One of the biggest problems in the era of Big Data is data portability. You may want to use machine learning in the cloud to run predictive analytics or computational understanding, but moving that data from one point to another is problematic. The Internet may be faster than ever, but the amount of data coming out of hundreds of intelligent devices in a factory or a hospital can easily overwhelm the capacity to transfer that data.
“The challenge there is that the data volumes are very high,” Kumar said. “You cannot move data around, that’s just too expensive. Once the data gets stored, it is sticky. Expecting terabytes of data to move is just not possible. And you want real time intelligence as data is coming in.”
If we consider the fact that an on premises database is essentially an edge device (just a little bit bigger and more sophisticated), then the answer is obvious: add machine learning and artificial intelligence capability to it.
On premise machine learning in databases will be critically important to the next evolution of artificial intelligence. Databases are what take artificial intelligence to the edge and act as the middleman between the edge and the cloud.
For Microsoft, the steps were to make database functions run in a world defined by machine learning. The best way to do that is, instead of building new tools, bring the right tools to the database. That meant using the R programming language to help move data and Python to help run the machine learning algorithms.
“GPUs are a hardware unit that are very optimized to certain kinds of processing. Number crunching, image processing, graphics of media created. Then we basically said that the logical next step for us to take after R is to get Python in there because Python is the language that has the bindings to all of these deep learning libraries,” Kumar said.
“Naturally, based on that we are working on graph capabilities because that is where relationship management comes from. Again, going back to the intelligence value chain: Graph + R + Python + deep learning together, we believe, creates a very powerful system.”
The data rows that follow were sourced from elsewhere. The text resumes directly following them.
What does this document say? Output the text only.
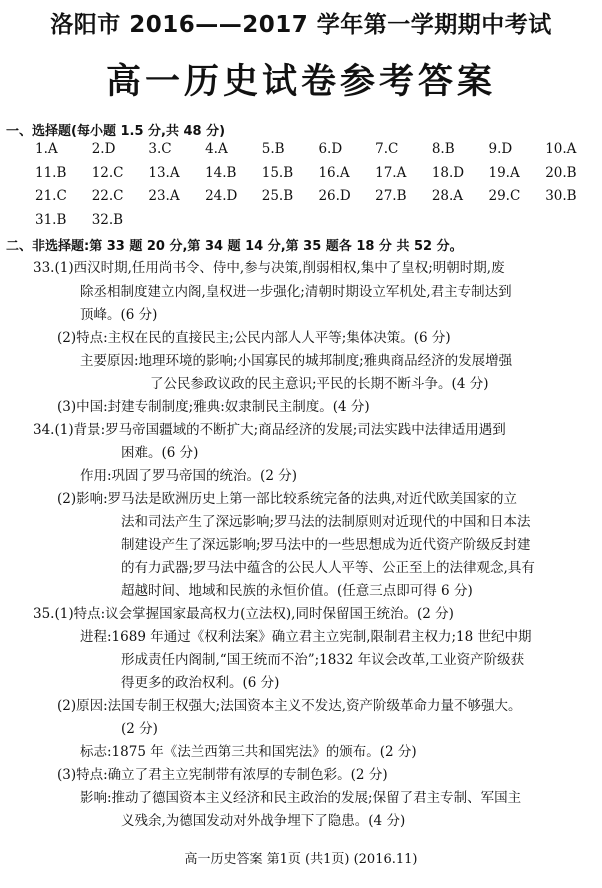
洛阳市 2016——2017 学年第一学期期中考试
高一历史试卷参考答案
一、选择题(每小题 1.5 分,共 48 分)
1.A	2.D	3.C	4.A	5.B	6.D	7.C	8.B	9.D	10.A
11.B	12.C	13.A	14.B	15.B	16.A	17.A	18.D	19.A	20.B
21.C	22.C	23.A	24.D	25.B	26.D	27.B	28.A	29.C	30.B
31.B	32.B
二、非选择题:第 33 题 20 分,第 34 题 14 分,第 35 题各 18 分 共 52 分。
33.(1)西汉时期,任用尚书令、侍中,参与决策,削弱相权,集中了皇权;明朝时期,废
除丞相制度建立内阁,皇权进一步强化;清朝时期设立军机处,君主专制达到
顶峰。(6 分)
(2)特点:主权在民的直接民主;公民内部人人平等;集体决策。(6 分)
主要原因:地理环境的影响;小国寡民的城邦制度;雅典商品经济的发展增强
了公民参政议政的民主意识;平民的长期不断斗争。(4 分)
(3)中国:封建专制制度;雅典:奴隶制民主制度。(4 分)
34.(1)背景:罗马帝国疆域的不断扩大;商品经济的发展;司法实践中法律适用遇到
困难。(6 分)
作用:巩固了罗马帝国的统治。(2 分)
(2)影响:罗马法是欧洲历史上第一部比较系统完备的法典,对近代欧美国家的立
法和司法产生了深远影响;罗马法的法制原则对近现代的中国和日本法
制建设产生了深远影响;罗马法中的一些思想成为近代资产阶级反封建
的有力武器;罗马法中蕴含的公民人人平等、公正至上的法律观念,具有
超越时间、地域和民族的永恒价值。(任意三点即可得 6 分)
35.(1)特点:议会掌握国家最高权力(立法权),同时保留国王统治。(2 分)
进程:1689 年通过《权利法案》确立君主立宪制,限制君主权力;18 世纪中期
形成责任内阁制,“国王统而不治”;1832 年议会改革,工业资产阶级获
得更多的政治权利。(6 分)
(2)原因:法国专制王权强大;法国资本主义不发达,资产阶级革命力量不够强大。
(2 分)
标志:1875 年《法兰西第三共和国宪法》的颁布。(2 分)
(3)特点:确立了君主立宪制带有浓厚的专制色彩。(2 分)
影响:推动了德国资本主义经济和民主政治的发展;保留了君主专制、军国主
义残余,为德国发动对外战争埋下了隐患。(4 分)
高一历史答案 第1页 (共1页) (2016.11)
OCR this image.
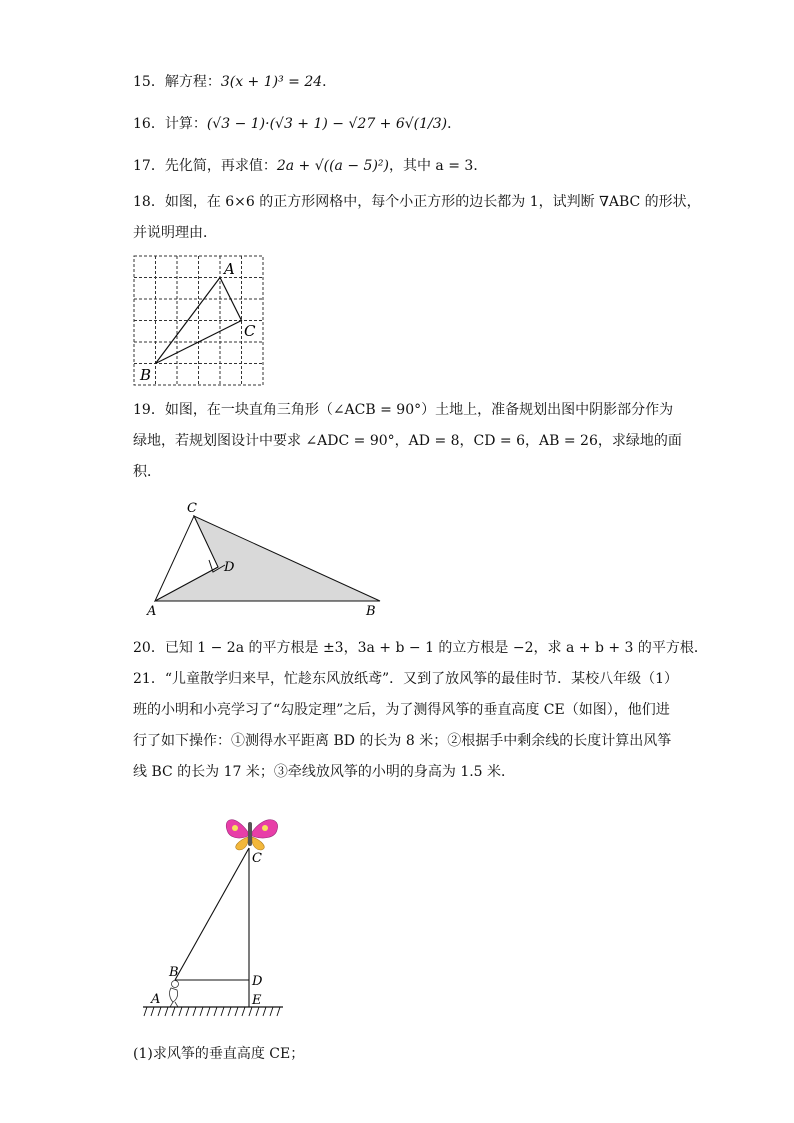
15．解方程：3(x + 1)³ = 24．
16．计算：(√3 − 1)·(√3 + 1) − √27 + 6√(1/3)．
17．先化简，再求值：2a + √((a − 5)²)，其中 a = 3．
18．如图，在 6×6 的正方形网格中，每个小正方形的边长都为 1，试判断 ∇ABC 的形状，
并说明理由．
A
C
B
19．如图，在一块直角三角形（∠ACB = 90°）土地上，准备规划出图中阴影部分作为
绿地，若规划图设计中要求 ∠ADC = 90°，AD = 8，CD = 6，AB = 26，求绿地的面
积．
C
D
A	B
20．已知 1 − 2a 的平方根是 ±3，3a + b − 1 的立方根是 −2，求 a + b + 3 的平方根．
21．“儿童散学归来早，忙趁东风放纸鸢”．又到了放风筝的最佳时节．某校八年级（1）
班的小明和小亮学习了“勾股定理”之后，为了测得风筝的垂直高度 CE（如图），他们进
行了如下操作：①测得水平距离 BD 的长为 8 米；②根据手中剩余线的长度计算出风筝
线 BC 的长为 17 米；③牵线放风筝的小明的身高为 1.5 米．
C
B
D
A	E
(1)求风筝的垂直高度 CE；
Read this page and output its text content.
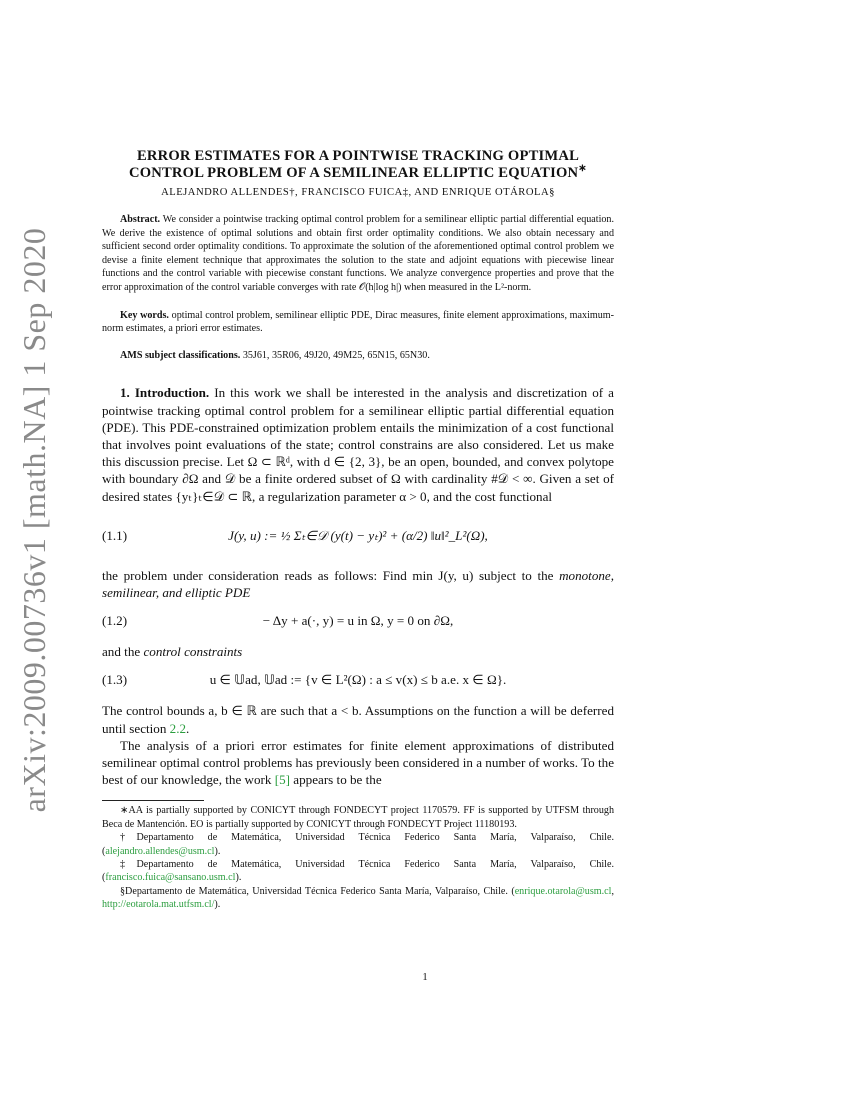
arXiv:2009.00736v1 [math.NA] 1 Sep 2020
ERROR ESTIMATES FOR A POINTWISE TRACKING OPTIMAL
CONTROL PROBLEM OF A SEMILINEAR ELLIPTIC EQUATION∗
ALEJANDRO ALLENDES†, FRANCISCO FUICA‡, AND ENRIQUE OTÁROLA§
Abstract. We consider a pointwise tracking optimal control problem for a semilinear elliptic partial differential equation. We derive the existence of optimal solutions and obtain first order optimality conditions. We also obtain necessary and sufficient second order optimality conditions. To approximate the solution of the aforementioned optimal control problem we devise a finite element technique that approximates the solution to the state and adjoint equations with piecewise linear functions and the control variable with piecewise constant functions. We analyze convergence properties and prove that the error approximation of the control variable converges with rate 𝒪(h|log h|) when measured in the L²-norm.
Key words. optimal control problem, semilinear elliptic PDE, Dirac measures, finite element approximations, maximum-norm estimates, a priori error estimates.
AMS subject classifications. 35J61, 35R06, 49J20, 49M25, 65N15, 65N30.
1. Introduction. In this work we shall be interested in the analysis and discretization of a pointwise tracking optimal control problem for a semilinear elliptic partial differential equation (PDE). This PDE-constrained optimization problem entails the minimization of a cost functional that involves point evaluations of the state; control constrains are also considered. Let us make this discussion precise. Let Ω ⊂ ℝᵈ, with d ∈ {2, 3}, be an open, bounded, and convex polytope with boundary ∂Ω and 𝒟 be a finite ordered subset of Ω with cardinality #𝒟 < ∞. Given a set of desired states {yₜ}ₜ∈𝒟 ⊂ ℝ, a regularization parameter α > 0, and the cost functional
(1.1)	J(y, u) := ½ Σₜ∈𝒟 (y(t) − yₜ)² + (α/2) ‖u‖²_L²(Ω),
the problem under consideration reads as follows: Find min J(y, u) subject to the monotone, semilinear, and elliptic PDE
(1.2)	− Δy + a(·, y) = u in Ω, y = 0 on ∂Ω,
and the control constraints
(1.3)	u ∈ 𝕌ad, 𝕌ad := {v ∈ L²(Ω) : a ≤ v(x) ≤ b a.e. x ∈ Ω}.
The control bounds a, b ∈ ℝ are such that a < b. Assumptions on the function a will be deferred until section 2.2.
The analysis of a priori error estimates for finite element approximations of distributed semilinear optimal control problems has previously been considered in a number of works. To the best of our knowledge, the work [5] appears to be the
∗AA is partially supported by CONICYT through FONDECYT project 1170579. FF is supported by UTFSM through Beca de Mantención. EO is partially supported by CONICYT through FONDECYT Project 11180193.
†Departamento de Matemática, Universidad Técnica Federico Santa María, Valparaíso, Chile. (alejandro.allendes@usm.cl).
‡Departamento de Matemática, Universidad Técnica Federico Santa María, Valparaíso, Chile. (francisco.fuica@sansano.usm.cl).
§Departamento de Matemática, Universidad Técnica Federico Santa María, Valparaíso, Chile. (enrique.otarola@usm.cl, http://eotarola.mat.utfsm.cl/).
1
Practical Application Of AI In The Database
Placing machine learning and artificial intelligence in the database is all well and good from a theoretical standpoint. But what can it actually do?
How about save lives?
Kumar explains the case of lung cancer diagnosis:
If you take a look at the use cases of this, one of them is lung cancer. Typically what happens is you do the CT scan image of your lungs and the doctors effectively look at the picture and based on certain things, they determine the high probability or low probability of lung cancer.
Typically what happens is that this is hard for the person or patient to hear. So they go for second opinions, third opinions. Because they can never be sure. They are using their information to make a judgment call.
Now imagine if we can access the collective intelligence of all the lung cancer specialists. Across all of their patients’ data. This is what you looked at and decided that there is a high probability of a chance of lung cancer or not. And use deep learning to use that data and capture the intelligence that has been done by all of these doctors.
So now, when you look at a picture and score against that model, the machine says this is the probability of lung cancer. And the doctor can now augment that decision and say, yeah, that makes sense. Because at that time you are not just using your decision making powers, or how you think of it, but using the powers of all the other specialists and their patients.
Think of the possibilities there. Every doctor, instead of being an individual island of knowledge, becomes the culmination of all of history’s accumulated knowledge, instantly.
“To me, deep learning will revolutionize healthcare,” Kumar said. “The amount of time it took for all the opinions and the guesswork in terms of whether treatment should be started or not, doctors are going to get a lot more concrete data, which is going to augment their decision making.”